Reforms to education system target haredim

School budgets, subsidies for daycare and municipal taxes to be cut in Lapid’s proposed legislation.

Shas schools 311 (photo credit: Ariel Jerozolimski)
Shas schools 311
(photo credit: Ariel Jerozolimski)
The Finance Ministry plans to make deep cuts in funding to schools that do not teach core curriculum subjects, it emerged in Wednesday.
The reforms are being aimed at haredi schools in particular, which do not teach the core curriculum subjects of math, Hebrew and English but still receive state funding.
According to the draft of the Economic Arrangements Law — a government bill presented alongside the budget — haredi schools will need to dedicate at least 55 percent of school hours to teaching the core curriculum to receive any state funds.
Schools teaching less than 75% of the basic studies will receiving just 55% of the funding that schools teaching the full curriculum receive.
Haredi schools will also be required to enter pupils into standardized testing to qualify for government funding.
In the current arrangement, elementary schools in the Ashkenazi haredi education system receive between 55% and 75% of the budget received by non-haredi schools and are expected to teach a corresponding proportion of the state core curriculum. In practice, the overwhelming majority of haredi high schools teach no secular subjects whatsoever.
The haredi education system is closely guarded by the community’s leadership, and is viewed as foundational to haredi identity and society.
“The number of pupils in educational institutes in the haredi sector is expected to reach 26% of all Israeli pupils by the end of the decade,” the Economic Arrangements Bill explains.

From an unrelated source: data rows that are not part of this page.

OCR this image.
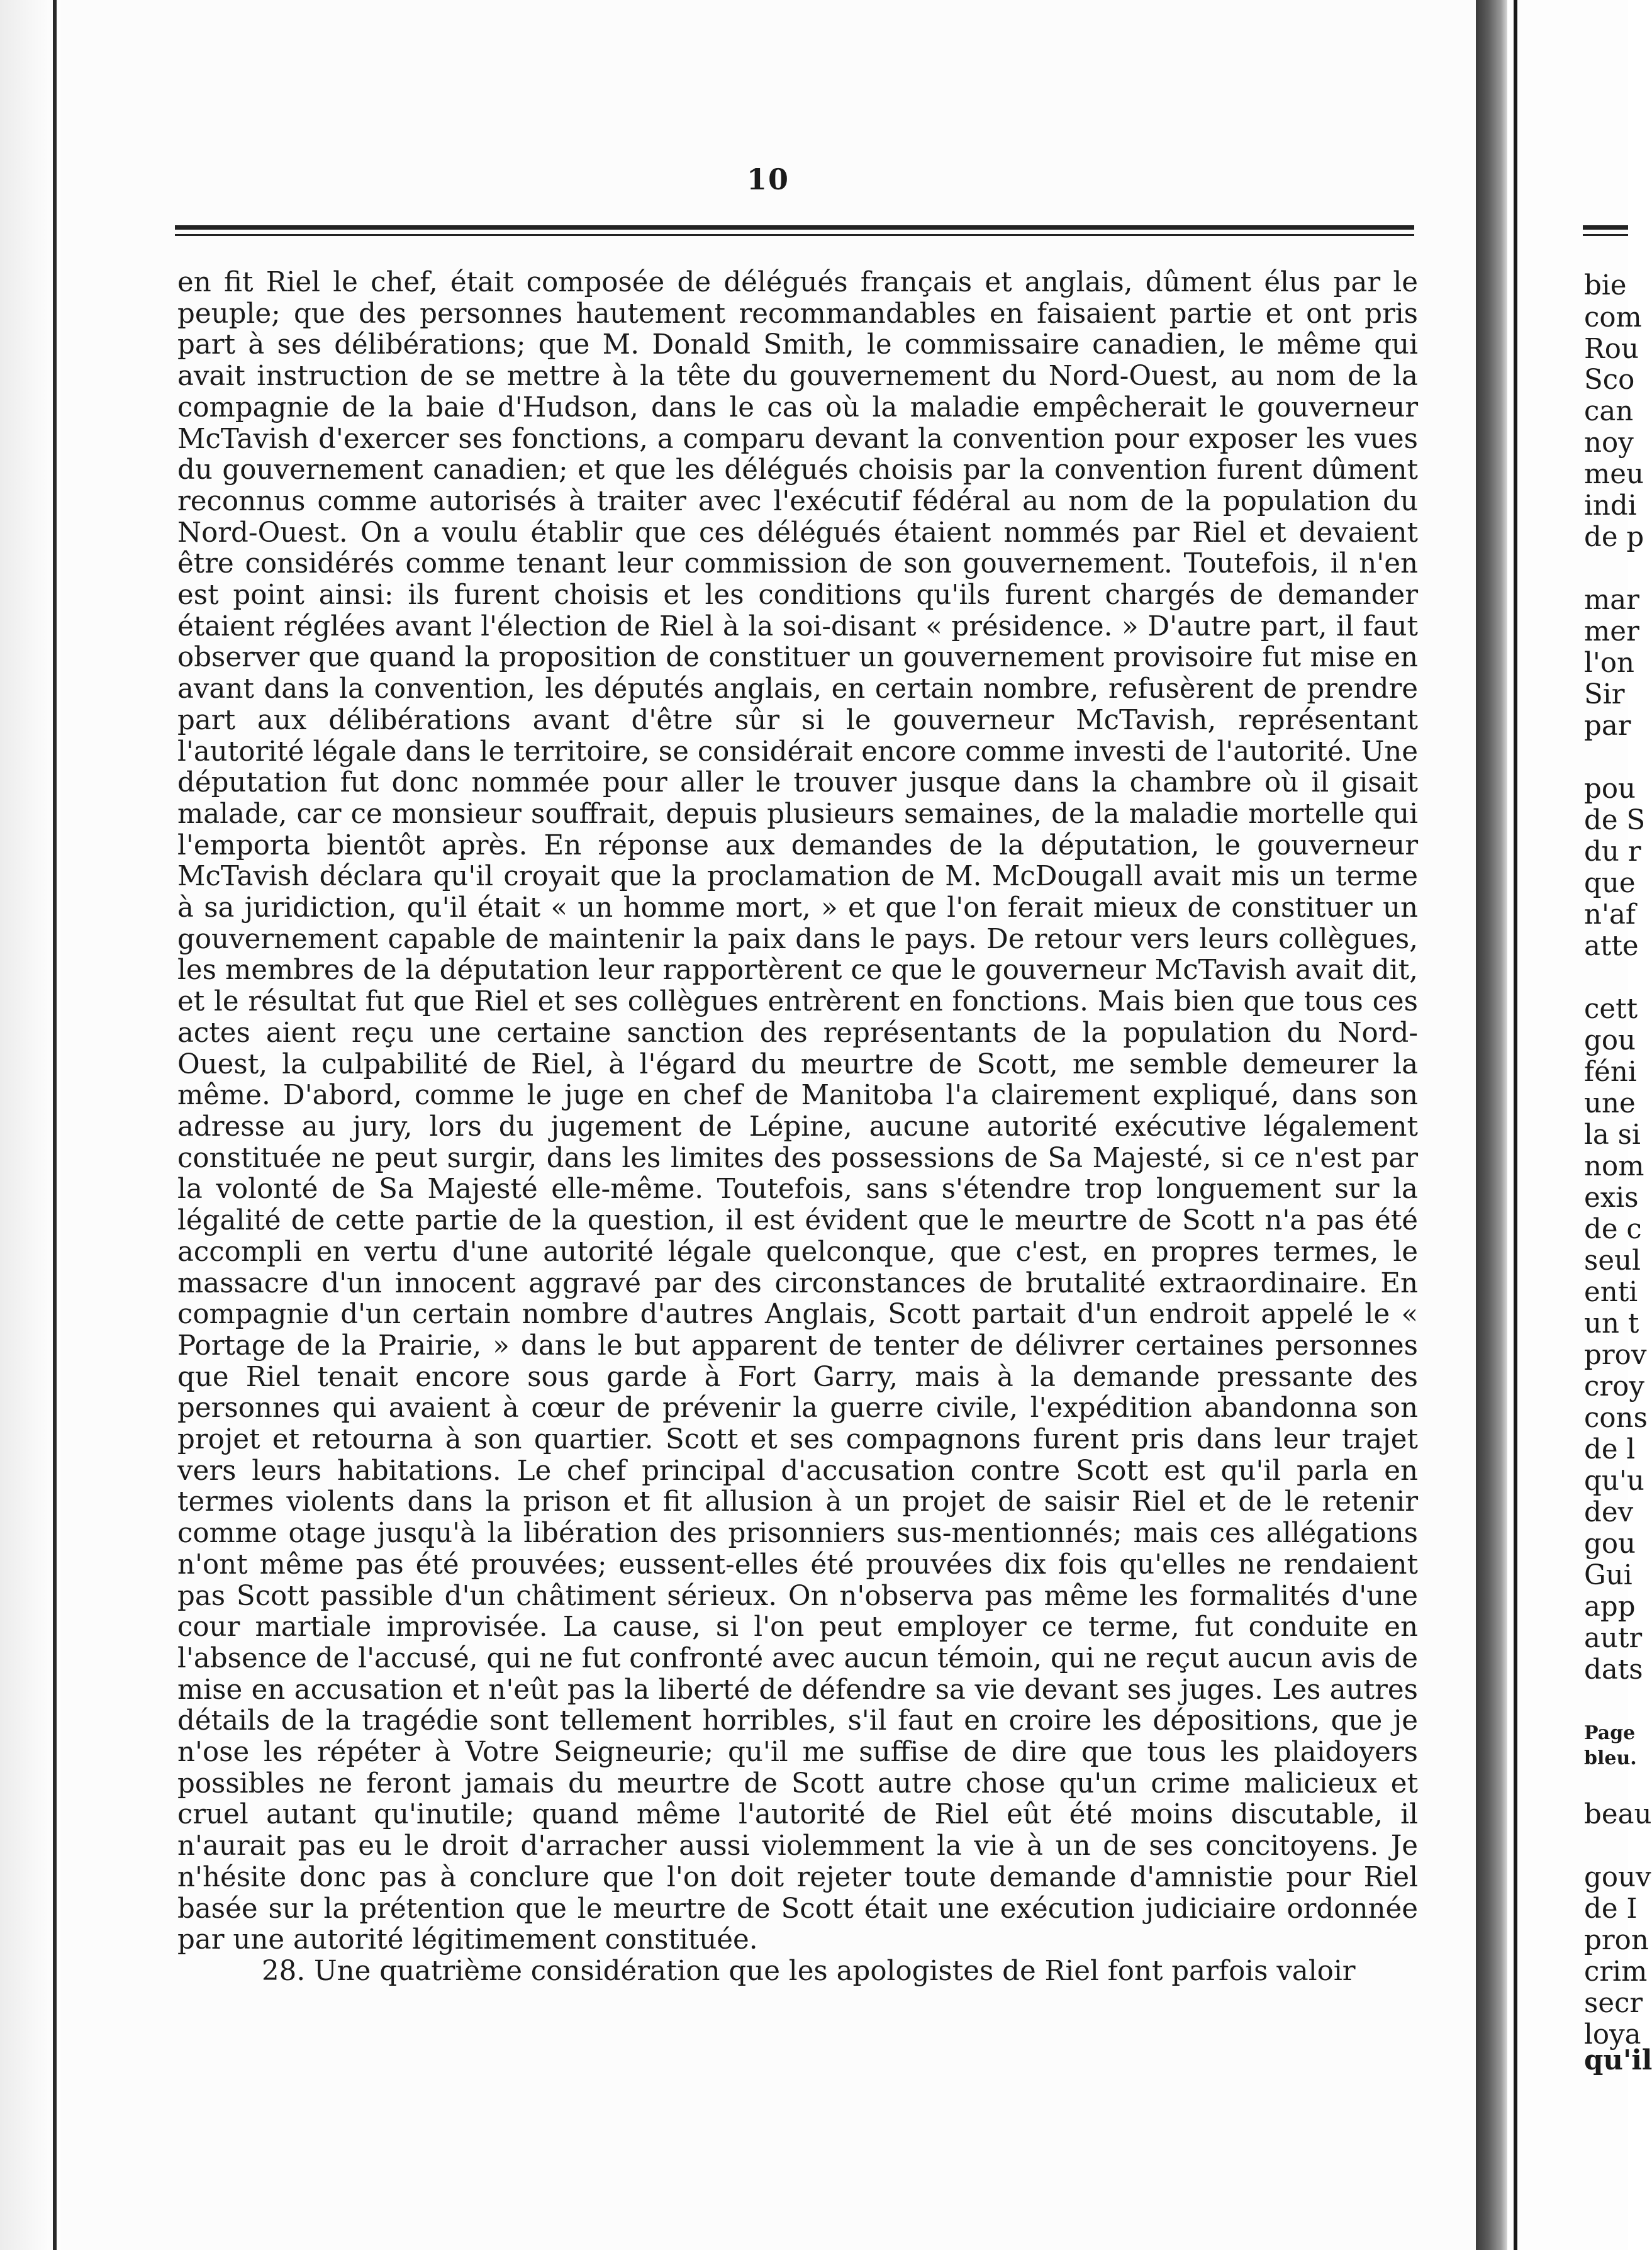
10

en fit Riel le chef, était composée de délégués français et anglais, dûment élus par le peuple; que des personnes hautement recommandables en faisaient partie et ont pris part à ses délibérations; que M. Donald Smith, le commissaire canadien, le même qui avait instruction de se mettre à la tête du gouvernement du Nord-Ouest, au nom de la compagnie de la baie d'Hudson, dans le cas où la maladie empêcherait le gouverneur McTavish d'exercer ses fonctions, a comparu devant la convention pour exposer les vues du gouvernement canadien; et que les délégués choisis par la convention furent dûment reconnus comme autorisés à traiter avec l'exécutif fédéral au nom de la population du Nord-Ouest. On a voulu établir que ces délégués étaient nommés par Riel et devaient être considérés comme tenant leur commission de son gouvernement. Toutefois, il n'en est point ainsi: ils furent choisis et les conditions qu'ils furent chargés de demander étaient réglées avant l'élection de Riel à la soi-disant « présidence. » D'autre part, il faut observer que quand la proposition de constituer un gouvernement provisoire fut mise en avant dans la convention, les députés anglais, en certain nombre, refusèrent de prendre part aux délibérations avant d'être sûr si le gouverneur McTavish, représentant l'autorité légale dans le territoire, se considérait encore comme investi de l'autorité. Une députation fut donc nommée pour aller le trouver jusque dans la chambre où il gisait malade, car ce monsieur souffrait, depuis plusieurs semaines, de la maladie mortelle qui l'emporta bientôt après. En réponse aux demandes de la députation, le gouverneur McTavish déclara qu'il croyait que la proclamation de M. McDougall avait mis un terme à sa juridiction, qu'il était « un homme mort, » et que l'on ferait mieux de constituer un gouvernement capable de maintenir la paix dans le pays. De retour vers leurs collègues, les membres de la députation leur rapportèrent ce que le gouverneur McTavish avait dit, et le résultat fut que Riel et ses collègues entrèrent en fonctions. Mais bien que tous ces actes aient reçu une certaine sanction des représentants de la population du Nord-Ouest, la culpabilité de Riel, à l'égard du meurtre de Scott, me semble demeurer la même. D'abord, comme le juge en chef de Manitoba l'a clairement expliqué, dans son adresse au jury, lors du jugement de Lépine, aucune autorité exécutive légalement constituée ne peut surgir, dans les limites des possessions de Sa Majesté, si ce n'est par la volonté de Sa Majesté elle-même. Toutefois, sans s'étendre trop longuement sur la légalité de cette partie de la question, il est évident que le meurtre de Scott n'a pas été accompli en vertu d'une autorité légale quelconque, que c'est, en propres termes, le massacre d'un innocent aggravé par des circonstances de brutalité extraordinaire. En compagnie d'un certain nombre d'autres Anglais, Scott partait d'un endroit appelé le « Portage de la Prairie, » dans le but apparent de tenter de délivrer certaines personnes que Riel tenait encore sous garde à Fort Garry, mais à la demande pressante des personnes qui avaient à cœur de prévenir la guerre civile, l'expédition abandonna son projet et retourna à son quartier. Scott et ses compagnons furent pris dans leur trajet vers leurs habitations. Le chef principal d'accusation contre Scott est qu'il parla en termes violents dans la prison et fit allusion à un projet de saisir Riel et de le retenir comme otage jusqu'à la libération des prisonniers sus-mentionnés; mais ces allégations n'ont même pas été prouvées; eussent-elles été prouvées dix fois qu'elles ne rendaient pas Scott passible d'un châtiment sérieux. On n'observa pas même les formalités d'une cour martiale improvisée. La cause, si l'on peut employer ce terme, fut conduite en l'absence de l'accusé, qui ne fut confronté avec aucun témoin, qui ne reçut aucun avis de mise en accusation et n'eût pas la liberté de défendre sa vie devant ses juges. Les autres détails de la tragédie sont tellement horribles, s'il faut en croire les dépositions, que je n'ose les répéter à Votre Seigneurie; qu'il me suffise de dire que tous les plaidoyers possibles ne feront jamais du meurtre de Scott autre chose qu'un crime malicieux et cruel autant qu'inutile; quand même l'autorité de Riel eût été moins discutable, il n'aurait pas eu le droit d'arracher aussi violemment la vie à un de ses concitoyens. Je n'hésite donc pas à conclure que l'on doit rejeter toute demande d'amnistie pour Riel basée sur la prétention que le meurtre de Scott était une exécution judiciaire ordonnée par une autorité légitimement constituée.

28. Une quatrième considération que les apologistes de Riel font parfois valoir

bie
com
Rou
Sco
can
noy
meu
indi
de p
mar
mer
l'on
Sir
par
pou
de S
du r
que
n'af
atte
cett
gou
féni
une
la si
nom
exis
de c
seul
enti
un t
prov
croy
cons
de l
qu'u
dev
gou
Gui
app
autr
dats
Page
bleu.
beau
gouv
de I
pron
crim
secr
loya
qu'il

“The rate of employment and productivity in the haredi sector are substantially lower than in the general population, in part because of the absence of basic studies which constitute a central component in the acquisition of the appropriate tools to enter the job market.”
Under the bill, child daycare subsidies and municipal tax discounts for households will also be revoked unless both parents are employed and working to the fullest extent of their capabilities.
Speaking on Tuesday, Finance Minister Yair Lapid said he was going to war for the working man.
“The working man has been neglected for too many years and the time has come to turn the ship around,” Lapid said at a conference of the Institute for National Security Studies in Tel Aviv.
“If someone healthy who can work thinks he’s exempt from it, he needs to know that we will not pay his bills,” the new finance minister said.
“If child daycare costs a working mother NIS 1,000 more than [it does for] a mother who doesn’t work then someone has sold us out,” he said.
The bill will be presented on Thursday to the Attorney-General’s Office for approval.
An official within the United Torah Judaism party described the terms of the bill as “a massive blow to haredi society.”
“It’s a destructive program to harm haredi society and coerce haredim into a way of life they don’t want,” said the UTJ source.
He added that the revocation of child-daycare would lead haredi women, whose level of employment is only slightly below that of women from the general public, to leave the workforce.
If the prime minister “continues to let Lapid take control, the haredi community will not stay quiet much longer,” the official said.